At 4:35 a.m: “we should go now, to find a good spot”, said our guide. “It is not far, only 2 to 3 minutes”. But I must tell you after such a long night, it seemed like an eternity.
When we reached the top at 7497 feet (2285 m), we were one of the first ones there. I felt so relieved and happy to have made it.
Our guide, who had preferred staying at the café for the next 2 hours was right, we needed the blanket. At the top, with the wind blowing right at us, it got really cold. A third blanket would not have been too much.

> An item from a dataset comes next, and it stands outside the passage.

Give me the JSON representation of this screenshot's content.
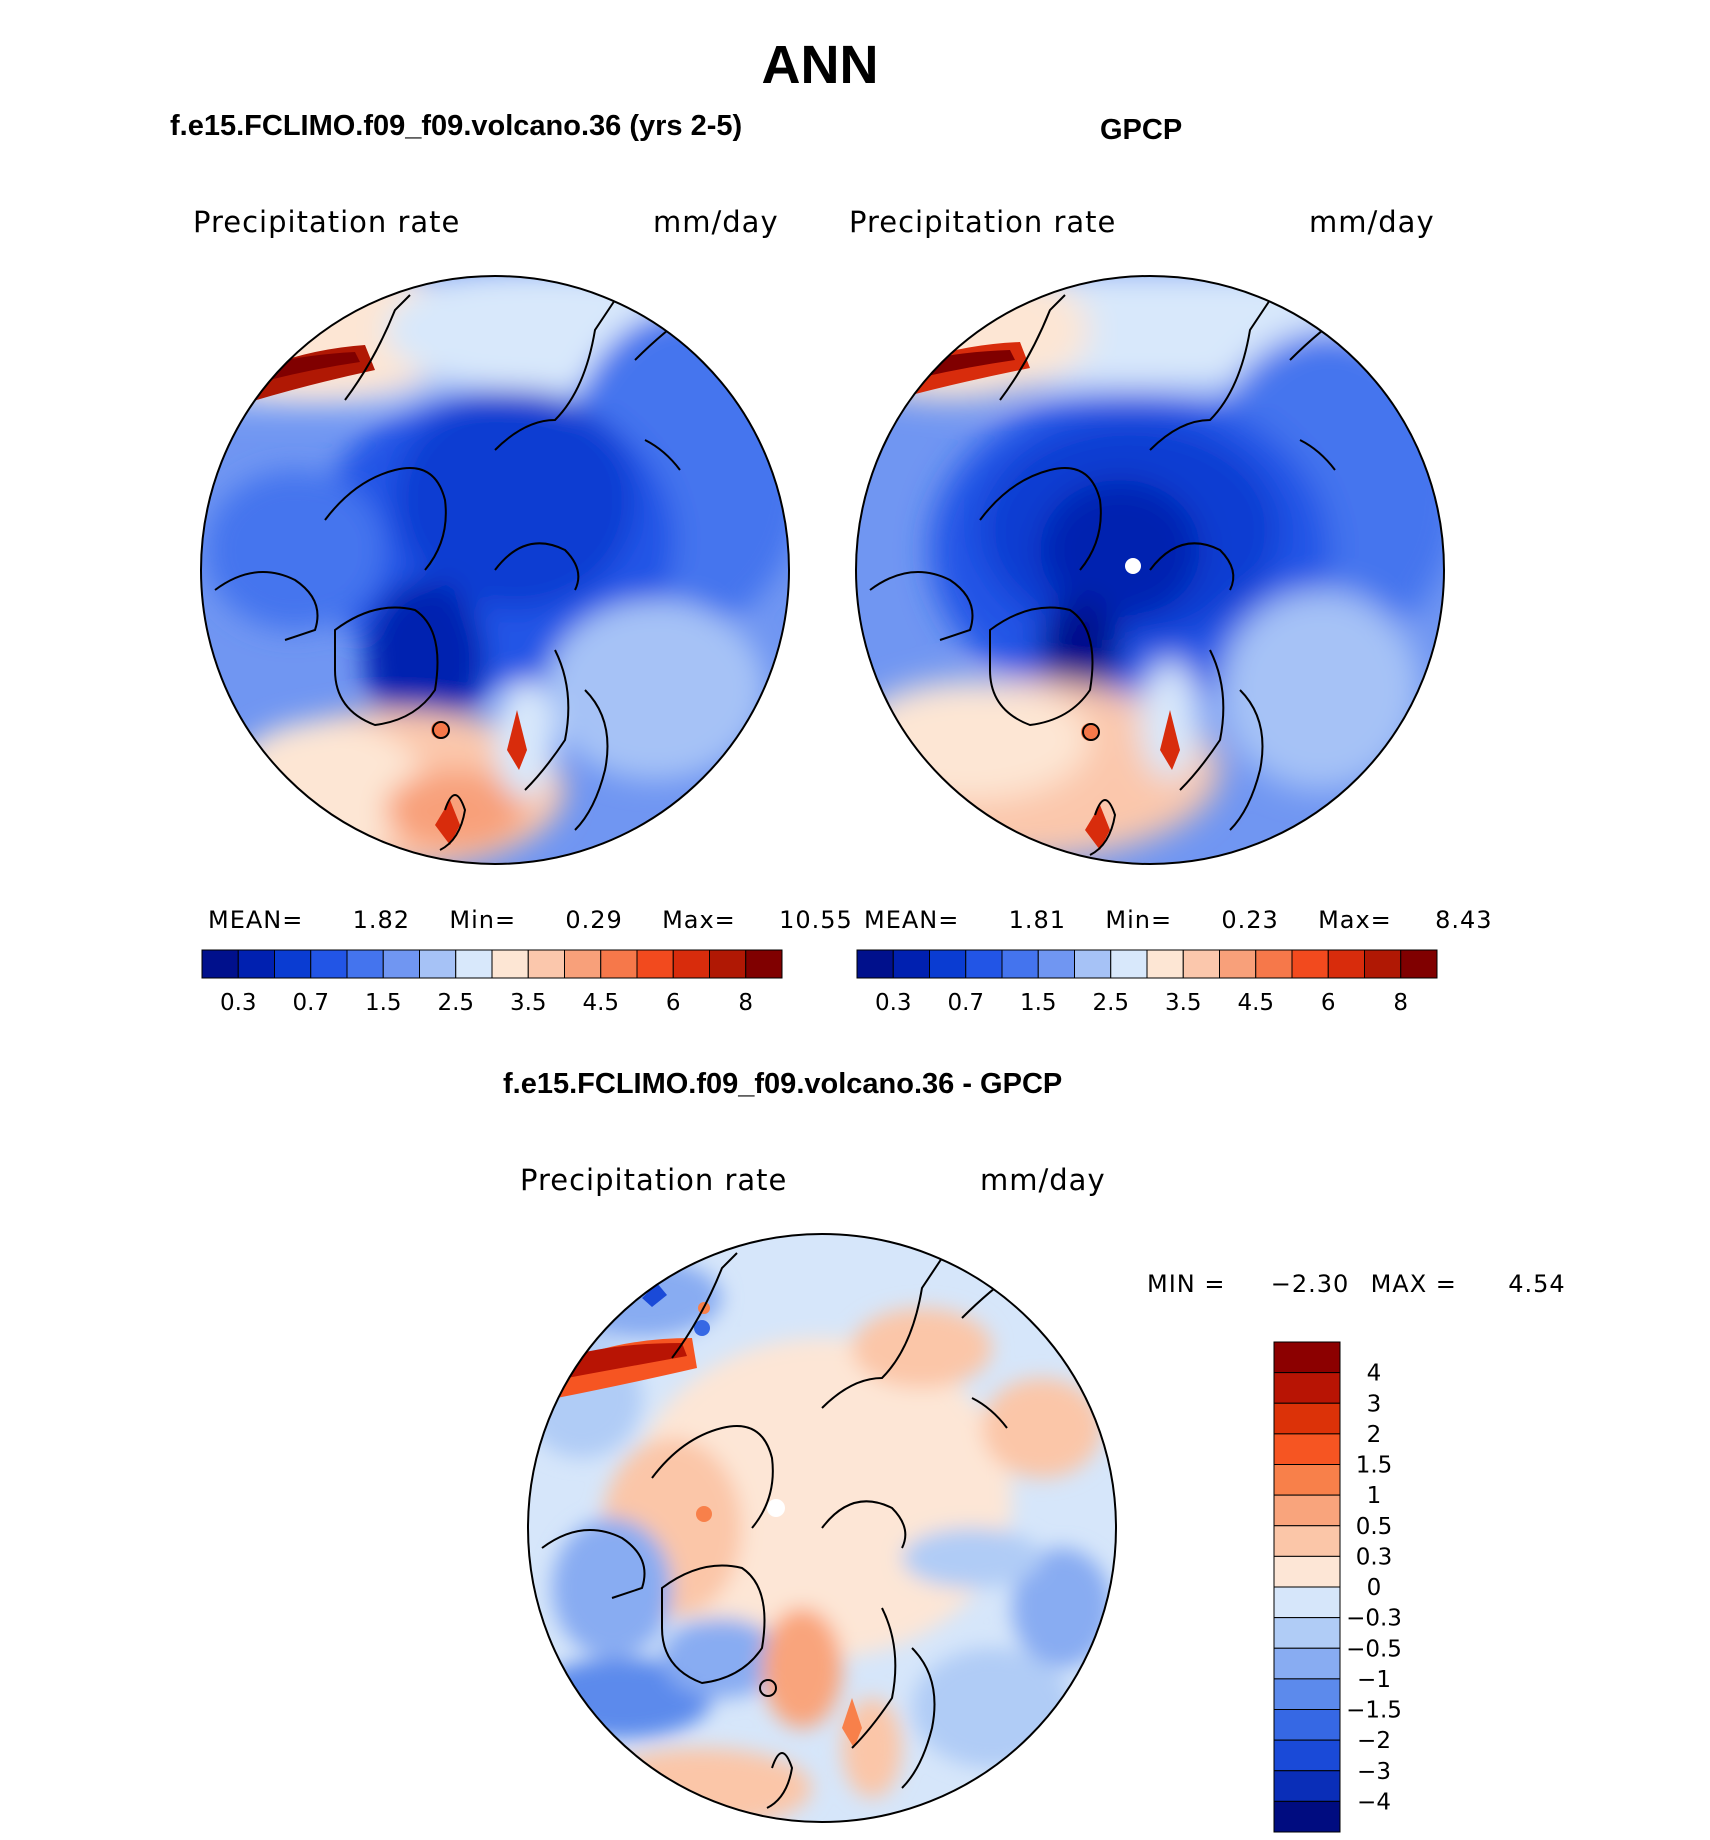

Thanks to him, who had led us quickly and safely to the top, we had been there early. We found a good spot, sitting on the floor just next to the side, facing the mountains for sunrise. Quickly, the place started
filling up. It was pitch dark for a while a part from the moon and stars.
One hour went by rapidly. I don’t know why I should I have been tired, but I was not battling at all against sleep.
By 5:30 a.m. that’s when people started getting anxious, staring at the mountain peaks, at the sky, standing up camera in one hand, ready to click to take their photo of Mount Sinai sunrise…waiting, waiting and hoping for the incredible moment after such an effort.
Soon would come the magical moment.
At 6:15 a.m. as I was getting quite excited, I slowly understood that the nice pure sunrise would not happen that day. People were in disbelief everywhere around.
It had gone from pitch dark, to deep blue sky, to gray to pinkish tones over the mountain peaks. Quickly the color of the sky darkened and it was all covered again. The sun tried to peak through behind some dirty clouds, which had slowly came the last hour!
This does not happen very often but the temperatures had been extremely high that previous day in the Sinai, Red Sea and ever on the Nile in Luxor and it had become stormy, bringing clouds our way. That afternoon in Sharm at the swimming pool, we had 97 Fahrenheit (36 degrees Celsius) with clouds. I remember I had wondered if it would affect our sunrise over Mount Sinai! and it did.
A blogger next to us got his mini computer and tripod out of his bag, turned on his camera and speakerphone. He started reporting live while battling against the powerful wind: “I am on Mount Sinai to watch the sunrise, but sun is behind some clouds, where is the sun?” He laughed.
One could see that people were waiting hoping for a miracle, but everyone had to turn back to start climbing back down. Every group’s bedouin was waiting at the first café.
My husband tried to lift my spirit up by saying we had not come for the sunrise. I could not hide my disappointment until I started climbing down and saw how beautiful it was.
Sun finally came through and illuminated the deserted Egyptian mountains.
I was now really looking forward to the hike down. The challenge of the hike had made it more memorable than expected. What an experience of a lifetime!